Göllnitz für Aufnahme weiterer Gemeinden

Gemeinderat und Bürgermeister Hans-Jürgen Heitsch (FDP) in Göllnitz befürworten eine mögliche Aufnahme weiterer Gemeinden in die Verwaltungsgemeinschaft (VG) Altenburger Land.

Göllnitz. Der Hintergrund: Würden die Thüringer Regierungsparteien auf dem Passus ihres Gesetzentwurfes für eine Gemeindegebietsreform beharren, wonach eine Verwaltungsgemeinschaft eine Mindestgröße von 5000 Einwohnern aufweisen muss, würde die benachbarte Verwaltungsgemeinschaft “Oberes Sprottental” ihres Existenzrechts beraubt. Sie verfügt über etwa 4400 Einwohner, während es die VG “Altenburger Land” auf 5650 Einwohner bringt. “Aber diese Zahl ist kein Grund, sich im Sessel zurückzulehnen”, warnt das Göllnitzer Gemeindeoberhaupt. “Es ist nur eine Frage der Zeit, ob es so bleibt.” In fünf bis zehn Jahren könnte es soweit kommen, dass die VG große Probleme mit der Einwohnerzahl bekommt und sich vielleicht zu einer Landgemeinde umbilden muss; einem Modell, von dem Heitsch nicht viel hält. “Aber wir alle wollen doch unsere Eigenständigkeit behalten”, wirft er als Argument in die Waagschale. Hierbei wäre anzumerken, dass dieses Motiv auch in den Gemeinden im “Oberen Sprottental” stark verbreitet ist, denn in einer Land- oder Einheitsgemeinde wäre es mit der Selbstständigkeit einzelner Gemeinden vorbei. Demnächst sollen dem Vernehmen nach die VG-Räte “Altenburger Land” darüber diskutieren, ob sie weitere Gemeinden aufnehmen würden.

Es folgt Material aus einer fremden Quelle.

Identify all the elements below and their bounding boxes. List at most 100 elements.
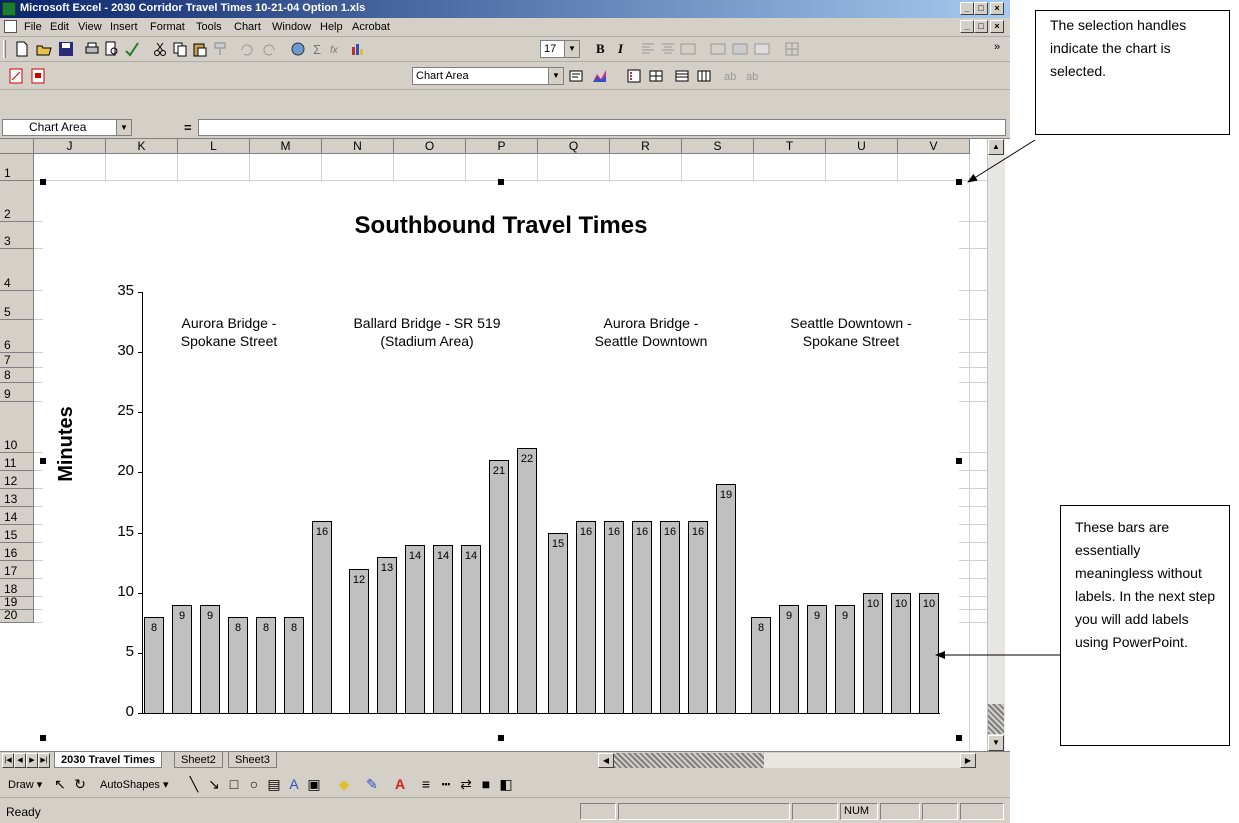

Doch zurück zum Göllnitzer Gemeindeoberhaupt: Heitsch spricht sich für besagte Option aus, weil die VG “Altenburger Land” bedeutend größer würde. “Dies kann für uns alle nach jetziger Gesetzeslage nur von Vorteil sein und dies gleich für mehrere Jahre.”

Heitsch ist nicht ohne Grund für kommunale Eigenständigkeit. Seine Gemeinde hat aus eigener Kraft seit der Wende vieles erreicht: z. B. im Straßenbau, bei der Entwicklung des Gewerbegebietes, bei eigenständiger Wasserversorgung und Abwasserentsorgung. Dies sei nur möglich gewesen, weil die Gemeinde selbst entscheiden konnte. All dies möchte er nicht aufs Spiel setzen.

Bislang haben aus dem “Oberen Sprottental” Löbichau, Vollmershain und Wildenbörten einen möglichen Beitritt zum “Altenburger Land” gegenüber dieser Zeitung erwogen; allerdings nur für den Fall, dass die ohnehin nur mit Ausnahmegenehmigung agierende VG “Obere Sprottental” wegen ungenügender Einwohnerzahl per Gesetz abgeschafft wird. Mit Wildenbörten wäre auch die gesetzlich geforderte Geschlossenheit des größeren VG-Gebiets “Altenburger Land” gegeben. Inwieweit weitere Sprotte-Gemeinden einen Beitritt erwägen, ist noch unklar.

Bislang gehören dem “Altenburger Land” folgende Mitgliedsgemeinden an: Altkirchen, Dobitschen, Drogen, Göllnitz, Lumpzig, Mehna, Göhren, Großröda, Naundorf, Starkenberg und Tegkwitz. Letztere Drei bilden jetzt die Gemeinde Starkenberg.